Friday, March 27, 2009

ALL MY KIDS ARE MIDDLE AGED

All My Kids are Middle Aged..


I was sitting with a friend at a local Starbucks. Our table was situated so that I was facing the counter and as I idly watched a young woman ordering a latte’ she asked, “Where are the napkins?”

Without looking up, he said, “Over behind the old guys.” She nodded and walked directly behind us, picked up the napkins and walked out of the shop. It was defining moment in my life.

I could see how they would label my white-haired friend as an ‘old guy’, but my hair was still ‘blondish.’ I guessed the clerk was talking about him.

A few days later, as we were walking out of church, the pastor’s wife commented on a new suit I was wearing. “I really like your suit, Ed. It goes so well with your hair.”

As we walked to the car, I asked my wife, “Do you think that this gray suit goes that well with my blonde hair?” She said, “You have to be kidding.”
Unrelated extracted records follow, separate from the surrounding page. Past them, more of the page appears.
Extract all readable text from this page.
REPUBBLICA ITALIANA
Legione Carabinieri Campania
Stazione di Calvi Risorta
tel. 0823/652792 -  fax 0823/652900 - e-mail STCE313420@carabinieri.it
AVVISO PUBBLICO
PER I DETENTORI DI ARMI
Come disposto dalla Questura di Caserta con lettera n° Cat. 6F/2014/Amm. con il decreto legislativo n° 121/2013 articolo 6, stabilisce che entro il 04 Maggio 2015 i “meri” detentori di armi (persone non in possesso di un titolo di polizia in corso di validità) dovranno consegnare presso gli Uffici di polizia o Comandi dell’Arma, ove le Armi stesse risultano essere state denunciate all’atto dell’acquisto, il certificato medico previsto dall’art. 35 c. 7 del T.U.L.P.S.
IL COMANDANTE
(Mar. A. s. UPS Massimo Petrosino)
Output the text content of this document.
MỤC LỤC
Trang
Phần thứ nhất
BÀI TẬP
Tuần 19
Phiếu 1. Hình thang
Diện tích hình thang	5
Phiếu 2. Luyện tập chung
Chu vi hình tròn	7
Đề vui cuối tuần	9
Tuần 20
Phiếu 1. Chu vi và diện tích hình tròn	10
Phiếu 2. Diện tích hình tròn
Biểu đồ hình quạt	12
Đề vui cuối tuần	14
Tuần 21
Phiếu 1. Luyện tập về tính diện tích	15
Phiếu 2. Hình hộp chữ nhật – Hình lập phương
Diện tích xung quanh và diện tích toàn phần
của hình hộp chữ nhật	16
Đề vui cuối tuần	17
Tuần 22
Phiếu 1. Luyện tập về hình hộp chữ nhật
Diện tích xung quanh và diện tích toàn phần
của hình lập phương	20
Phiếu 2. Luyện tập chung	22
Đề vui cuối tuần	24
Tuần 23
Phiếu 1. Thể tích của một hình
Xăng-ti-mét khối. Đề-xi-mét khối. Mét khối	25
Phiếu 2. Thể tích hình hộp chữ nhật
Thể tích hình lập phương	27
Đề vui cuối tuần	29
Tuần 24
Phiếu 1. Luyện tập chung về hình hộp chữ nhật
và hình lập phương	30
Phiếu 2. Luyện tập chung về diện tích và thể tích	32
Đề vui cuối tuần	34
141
I let it go, not wanting to correct her on a Sunday morning.

A few days later, one of our sons came by to visit and I made a comment about the bald spot starting to gain territory on the back of his head.
He laughed and said, “Like father, like son.”

I wanted to ask him what he meant by that but felt it was better for him to not talk about his balding any further.

Later, after he left, I asked my wife, “I wonder what he meant by ‘like father, like son.’ Funny remark, don’t you think?”

She shook her head from side to side and sighed deeply. “Come with me,” she commanded, taking me by the hand and marching me to the bathroom.

She took a large make-up mirror and held it to the back of my head. I jumped with a start. I had a bald spot twice the size of my son’s.

“When did that start?” I gasped. She smiled and said, “About ten years ago, when your hair turned gray.”

I left her there, smirking at me in the mirror and vowed to never use a mirror like that again. Easy enough for her to judge someone. Her hair seems to get darker every time she goes to the beauty parlor.

A few weeks later, the kids all came over for my birthday dinner. You feed them and they all come; wives, husbands and kids. I don’t know about you, but I really like having birthday parties and getting presents. Not big ones, mind you. I just like getting any presents. I can’t figure out why my wife avoids birthday parties.

I checked out my other sons and noticed that two others were facing the same problem as the first and was more than shocked to see that my youngest daughter’s hair was almost as gray as mine. By now I had spent enough time with my wife’s magnifying mirror to believe that I was at least starting to turn gray.

One of my grandsons gave me a gift he had wrapped himself. He hugged me and with a wide smile exclaimed, “It’s for you Poppa! Daddy and I picked it out.”

I opened it as he jumped up and down and I finally pulled out a new cap. Across the front, it read “Old Guys Rule.” Everyone laughed and clapped. I went to another package to sort of move everyone off that subject, and with my new cap on my head, pulled out a Tee shirt, picked up by one of the kids when they were in Hawaii.

The front of the shirt read, “Older than Dirt.” Everyone laughed. This wasn’t going well.

A few days later I received a call that ended it all. It was a fellow I knew from high school. He wanted to be sure I would attend our 55th class reunion.

“We old guys have to stick together,” he laughed. I sighed deeply.

I looked in the bathroom mirror long and hard that night. I finally figured it out. It really wasn’t me. It is just that all my kids are middle-aged.